La resistenza a cambiare, lo capisco, è grande. A ciò contribuisce l’ignoranza, la scarsa curiosità tecnologica, e direi sopratutto la speranza di tutti ‘gli operatori del settore’ di riuscire a difendere rendite di posizione che il vecchio contesto tecnologico garantiva.
Ed ecco che arriva Steve Jobs con il suo iPad. Rendiamo merito a chi sa fare la mossa efficace nel momento meno sbagliato. (Certo il momento in cui si è mosso Jobs è meno sbagliato del momento in cui si è mosso Jeff Bezos. Eppure trovo in Kindle più meriti che nell’iPad).
Ma in cosa sta il gioco di Jobs. L’avvento dell’iPad mette comodi tutti gli attori del processo - autori, editor, editori, interpreti. Tranquilli, tutto è come prima. Una sola banale, scontata, già da tempo annunciata differenza. Gli stabilimenti di stampa e confezione sono morti.

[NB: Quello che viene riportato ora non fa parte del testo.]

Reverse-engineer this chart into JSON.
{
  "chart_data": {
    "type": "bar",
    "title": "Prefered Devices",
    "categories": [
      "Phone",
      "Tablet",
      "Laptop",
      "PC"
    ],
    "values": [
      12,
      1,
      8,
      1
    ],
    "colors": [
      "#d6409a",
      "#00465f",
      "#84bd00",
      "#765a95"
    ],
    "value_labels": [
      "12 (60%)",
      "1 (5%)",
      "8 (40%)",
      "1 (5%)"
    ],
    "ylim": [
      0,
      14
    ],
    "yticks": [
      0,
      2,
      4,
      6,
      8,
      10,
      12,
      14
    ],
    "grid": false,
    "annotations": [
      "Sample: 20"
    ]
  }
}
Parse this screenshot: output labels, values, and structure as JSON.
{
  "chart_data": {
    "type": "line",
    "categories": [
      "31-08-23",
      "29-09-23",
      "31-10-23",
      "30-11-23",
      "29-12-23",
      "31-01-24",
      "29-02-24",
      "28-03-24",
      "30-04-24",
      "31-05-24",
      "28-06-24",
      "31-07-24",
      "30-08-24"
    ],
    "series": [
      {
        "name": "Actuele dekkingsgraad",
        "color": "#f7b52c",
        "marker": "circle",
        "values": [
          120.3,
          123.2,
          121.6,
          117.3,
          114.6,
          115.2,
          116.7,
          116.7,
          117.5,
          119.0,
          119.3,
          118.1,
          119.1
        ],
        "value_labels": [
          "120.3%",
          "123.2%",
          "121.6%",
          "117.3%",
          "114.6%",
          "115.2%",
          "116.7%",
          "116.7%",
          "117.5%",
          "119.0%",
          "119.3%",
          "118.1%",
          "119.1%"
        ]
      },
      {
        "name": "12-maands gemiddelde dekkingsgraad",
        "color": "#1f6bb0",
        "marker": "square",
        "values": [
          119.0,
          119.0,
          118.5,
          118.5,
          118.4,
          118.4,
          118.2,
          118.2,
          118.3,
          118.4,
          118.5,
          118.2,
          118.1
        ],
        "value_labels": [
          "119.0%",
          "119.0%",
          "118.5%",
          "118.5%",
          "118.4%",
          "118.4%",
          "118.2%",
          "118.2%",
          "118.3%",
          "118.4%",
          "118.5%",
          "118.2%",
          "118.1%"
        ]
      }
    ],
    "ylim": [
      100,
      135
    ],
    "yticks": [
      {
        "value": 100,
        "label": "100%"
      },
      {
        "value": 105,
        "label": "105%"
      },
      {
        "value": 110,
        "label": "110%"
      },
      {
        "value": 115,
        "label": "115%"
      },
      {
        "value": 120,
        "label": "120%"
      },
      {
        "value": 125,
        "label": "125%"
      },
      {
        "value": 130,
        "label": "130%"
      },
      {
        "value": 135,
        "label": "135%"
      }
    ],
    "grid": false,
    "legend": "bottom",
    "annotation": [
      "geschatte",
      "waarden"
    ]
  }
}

Per il resto, tutto uguale. Il testo chiuso in redazione è pubblicato anziché su carta, secondo la tecnologia nota dai tempi di Gutenberg, tramite una nuova modalità. Resta però un codice chiuso. Che rende indispensabile la mediazione dell’editore. Che garantisce la permanenza come prima dei ruoli degli editor e degli interpreti. Che risolve il complesso tema del ‘diritto d’autore’ nel vecchio modo: attraverso la mediazione dell’editore.
Con l’iPad, si perpetua l’equivoco tra libro e testo. Il testo digitale, liberatorio frutto del computing, ci appariva nativamente disancorato dal supporto, plastico, mutevole, sempre in fieri, tessuto, rete. Eppure non viveva la vita che la sua natura gli permetteva, perché era poi stampato, chiuso nella forma libro.
Oggi, con l’iPad -strumento che appare come meraviglia tecnologica, manifestazione di quello stesso computing che aveva liberato il testo dalla forma-libro- tutto resta come prima, o finisce per essere peggio di prima: il testo è chiuso nella forma proposta all’universo mondo da Steve Jobs.
Gli editori di tutto il mondo pendono oggi dalle labbra di Steve Jobs. E si fanno per il futuro schiavi o ancelle del business di Steve Jobs.
La letteratura resa possibile dalla codifica digitale dei testi sta comunque nascendo. Ma soccorsi da Jobs tutti coloro che non volevano vedere possono, per il momento, continuare a non vedere.